Anyhow, back to Tyringham. All of the surviving buildings are in private hands. So it was fortunate that the owners of two buildings both agreed to let the Boston Area Shaker Study Group visit on the same day. Indeed, they were enthusiastic hosts, and let us wander freely around both buildings and their grounds.
Prior to the Civil War, the Shakers conducted a major trade in seeds. Indeed, they were the first to package seeds in envelopes and sell them. Tyringham was one of the villages with a large business in seeds, so they had a large Seed House to store and prepare the seeds for sale. This Seed House would be even larger, but it was moved off its original foundation and downhill to a new site, losing a floor in the process. Later, in the 1950s to 1980s, the building was the residence of Jean Brown, who amassed one of the largest collections of Fluxus and Mail Art in the world, which was of particular interest to E.J. So we both had things to talk about with the current owners.

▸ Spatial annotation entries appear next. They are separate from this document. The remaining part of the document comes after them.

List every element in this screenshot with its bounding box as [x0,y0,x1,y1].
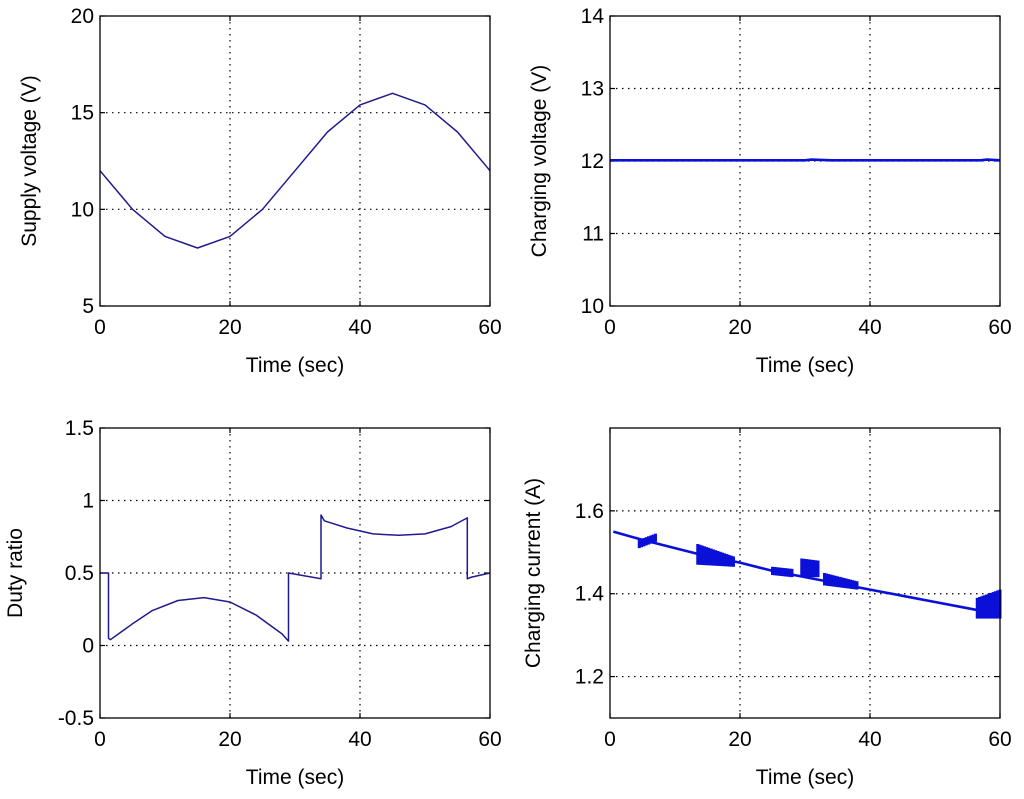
x-tick-label: 60 [988,728,1011,751]
x-axis-label: Time (sec) [756,766,854,789]
x-tick-label: 40 [858,316,881,339]
subplot-2: 0 20 40 60 10 11 12 13 14 Time (sec) Charging volt… [528,5,1012,377]
series-line [99,92,491,249]
y-tick-label: 10 [71,198,94,221]
x-tick-label: 40 [348,728,371,751]
y-tick-label: 5 [82,295,94,318]
x-axis-label: Time (sec) [246,354,344,377]
x-axis-label: Time (sec) [246,766,344,789]
y-tick-label: 1 [82,490,94,513]
y-tick-label: 11 [582,223,604,246]
x-tick-label: 20 [728,728,751,751]
series-line [610,158,1001,162]
x-tick-label: 20 [218,728,241,751]
plot-frame [609,15,1001,307]
series-line [612,530,1001,616]
x-tick-label: 60 [478,316,501,339]
y-tick-label: 0 [82,635,94,658]
y-axis-label: Charging current (A) [522,478,545,668]
y-tick-label: 12 [581,150,604,173]
y-tick-label: 15 [71,102,94,125]
x-tick-label: 20 [218,316,241,339]
x-tick-label: 0 [94,316,106,339]
x-tick-label: 40 [348,316,371,339]
y-tick-label: 10 [581,295,604,318]
y-tick-label: 13 [581,78,604,101]
y-tick-label: 1.5 [65,417,94,440]
y-axis-label: Supply voltage (V) [18,75,41,247]
series-line [100,514,491,642]
y-tick-label: 14 [581,5,605,28]
y-axis-label: Duty ratio [4,528,27,618]
x-tick-label: 60 [988,316,1011,339]
x-tick-label: 40 [858,728,881,751]
y-tick-label: -0.5 [58,707,94,730]
x-tick-label: 0 [604,728,616,751]
y-tick-label: 1.2 [575,666,604,689]
subplot-4: 0 20 40 60 1.2 1.4 1.6 Time (sec) Charging curre… [522,427,1012,789]
y-tick-label: 1.6 [575,500,604,523]
y-tick-label: 0.5 [65,562,94,585]
x-tick-label: 0 [604,316,616,339]
plot-frame [99,427,491,719]
x-axis-label: Time (sec) [756,354,854,377]
plot-frame [609,427,1001,719]
x-tick-label: 60 [478,728,501,751]
y-tick-label: 20 [71,5,94,28]
x-tick-label: 0 [94,728,106,751]
x-tick-label: 20 [728,316,751,339]
plot-frame [99,15,491,307]
y-axis-label: Charging voltage (V) [528,65,551,258]
y-tick-label: 1.4 [575,583,605,606]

One of the most important buildings in every Shaker village was the meetinghouse, where the Shakers in their heyday conducted a worship service open to the public every Sunday. It was there that the Shakers engaged in their famous group dances, in which the male and female Shakers would dance together in intricate patterns, without coming into contact with each other. Like the Seed House, the Tyringham meetinghouse has also been moved from its original site. The current owners of the building are proud enough of its Shaker heritage; indeed, their daughter has written a novel set among the Tyringham Shakers during the period of intense spiritualist activity of the late 1830s and 1840s.
Besides seeing Shaker buildings, we also had dinner and ice cream with an old friend of mine from graduate school whom I hadn’t seen for some time. And on our way home, we spotted a doe and her fawn together on the grassy strip between the highway and the woods. Combine that with perfect weather, warm and dry, and it was a good day’s trip!